ESF-Plus Junior Resarch Group CARBONCYCLE

CARBONCYCLE (Innovative biochemical processes for the industrial utilization of CO2)

The European Union offers a variety of funding programmes to support research and education as a valuable public good. Our project was funded by the European Regional Development Fund (ERDF).

Brief description

Efficient, industrially relevant strategies for the use of CO2 must be developed in order to halt the rapid progress of climate change. Although it is already possible to reduce CO2 to basic chemicals with the help of hydrogen, the industrial implementation of these processes fails due to the low value added of the products compared to the costs of the processes. In the present project, this problem is to be solved by a coupled biochemical synthesis of higher-value products and the targeted removal of technical barriers.

In order to be able to cover the entire process chain from CO2 to the product, an interdisciplinary group of junior researchers has been established, whose members have all the necessary skills to work on and coordinate the individual process steps. The young researchers can rely on the existing know-how of the chairs for Energy Process Engineering (EVT), Transport Processes at Interfaces (TPG), Chemical Process Engineering (CVT) and Bioprocess Engineering (BVT) at the Technical University of Dresden and are closely supervised by the specialists working there.

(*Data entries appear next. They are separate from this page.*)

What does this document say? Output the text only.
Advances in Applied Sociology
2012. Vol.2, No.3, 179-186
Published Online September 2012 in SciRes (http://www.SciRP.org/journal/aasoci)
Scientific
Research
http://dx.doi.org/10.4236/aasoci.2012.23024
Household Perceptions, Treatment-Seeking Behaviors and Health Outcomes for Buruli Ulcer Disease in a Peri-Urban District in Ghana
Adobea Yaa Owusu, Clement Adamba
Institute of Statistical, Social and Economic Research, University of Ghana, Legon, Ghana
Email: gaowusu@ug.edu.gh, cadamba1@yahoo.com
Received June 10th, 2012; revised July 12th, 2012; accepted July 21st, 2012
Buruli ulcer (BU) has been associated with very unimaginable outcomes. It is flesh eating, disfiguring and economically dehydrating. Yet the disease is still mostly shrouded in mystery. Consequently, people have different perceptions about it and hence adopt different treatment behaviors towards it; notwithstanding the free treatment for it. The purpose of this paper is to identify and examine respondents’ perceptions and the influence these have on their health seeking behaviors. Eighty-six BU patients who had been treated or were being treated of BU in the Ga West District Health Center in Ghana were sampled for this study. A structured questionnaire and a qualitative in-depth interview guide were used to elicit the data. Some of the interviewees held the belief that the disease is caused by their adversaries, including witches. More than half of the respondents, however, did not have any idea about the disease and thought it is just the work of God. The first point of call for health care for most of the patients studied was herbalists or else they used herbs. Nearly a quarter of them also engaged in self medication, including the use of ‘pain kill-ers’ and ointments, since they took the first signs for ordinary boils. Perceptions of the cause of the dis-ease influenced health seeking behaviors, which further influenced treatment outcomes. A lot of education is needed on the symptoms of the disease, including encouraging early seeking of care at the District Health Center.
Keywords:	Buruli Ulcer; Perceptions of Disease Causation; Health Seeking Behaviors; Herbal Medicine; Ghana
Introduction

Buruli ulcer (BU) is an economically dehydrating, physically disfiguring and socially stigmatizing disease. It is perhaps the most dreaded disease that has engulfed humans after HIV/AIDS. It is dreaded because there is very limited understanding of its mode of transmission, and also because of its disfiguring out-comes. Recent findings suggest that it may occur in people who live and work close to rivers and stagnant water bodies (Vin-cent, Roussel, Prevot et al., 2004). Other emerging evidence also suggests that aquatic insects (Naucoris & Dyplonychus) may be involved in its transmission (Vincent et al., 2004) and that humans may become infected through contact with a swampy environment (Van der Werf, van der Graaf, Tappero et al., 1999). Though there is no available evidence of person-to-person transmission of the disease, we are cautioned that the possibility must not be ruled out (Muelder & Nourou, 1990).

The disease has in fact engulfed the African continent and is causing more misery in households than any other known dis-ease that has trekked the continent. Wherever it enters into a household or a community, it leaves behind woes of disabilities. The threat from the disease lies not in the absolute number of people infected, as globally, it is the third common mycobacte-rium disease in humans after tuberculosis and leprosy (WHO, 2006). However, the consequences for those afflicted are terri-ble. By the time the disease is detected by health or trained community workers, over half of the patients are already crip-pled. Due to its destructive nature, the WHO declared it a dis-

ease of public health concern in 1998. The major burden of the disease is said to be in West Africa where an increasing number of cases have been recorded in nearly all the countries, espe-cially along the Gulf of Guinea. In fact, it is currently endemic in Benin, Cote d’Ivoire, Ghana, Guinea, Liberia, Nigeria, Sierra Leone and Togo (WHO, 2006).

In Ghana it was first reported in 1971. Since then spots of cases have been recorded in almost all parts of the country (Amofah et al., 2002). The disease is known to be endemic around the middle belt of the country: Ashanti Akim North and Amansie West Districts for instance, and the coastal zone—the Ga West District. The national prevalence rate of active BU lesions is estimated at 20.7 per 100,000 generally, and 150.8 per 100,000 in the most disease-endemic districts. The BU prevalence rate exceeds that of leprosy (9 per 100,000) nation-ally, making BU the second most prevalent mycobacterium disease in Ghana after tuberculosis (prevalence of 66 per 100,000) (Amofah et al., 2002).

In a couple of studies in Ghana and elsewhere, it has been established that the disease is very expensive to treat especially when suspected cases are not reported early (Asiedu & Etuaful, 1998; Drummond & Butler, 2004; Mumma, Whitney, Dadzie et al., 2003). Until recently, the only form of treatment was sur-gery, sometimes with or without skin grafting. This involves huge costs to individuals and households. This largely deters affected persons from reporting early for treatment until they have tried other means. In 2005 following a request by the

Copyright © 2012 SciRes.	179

The performance of the process approach will be demonstrated using the synthesis of 2,4-dihydroxybutyrate (DHB) as an example. DHB is an extremely versatile basic chemical. Its main application is the synthesis of the methionine analog HMTB, which is currently produced exclusively from fossil resources with an annual production volume of 1.2 million tons. DHB is also being intensively researched as a new monomer for the production of innovative biopolymers. Due to the additional OH-groups, DHB-halogenated copolymers are hydrophilic and thus promise improved biodegradability as well as interesting mechanical properties (through controlled linkage of the OH-groups). The development of biochemical production processes for DHB will also make a significant contribution to reducing the use of fossil resources and to the production of highly innovative biopolymers.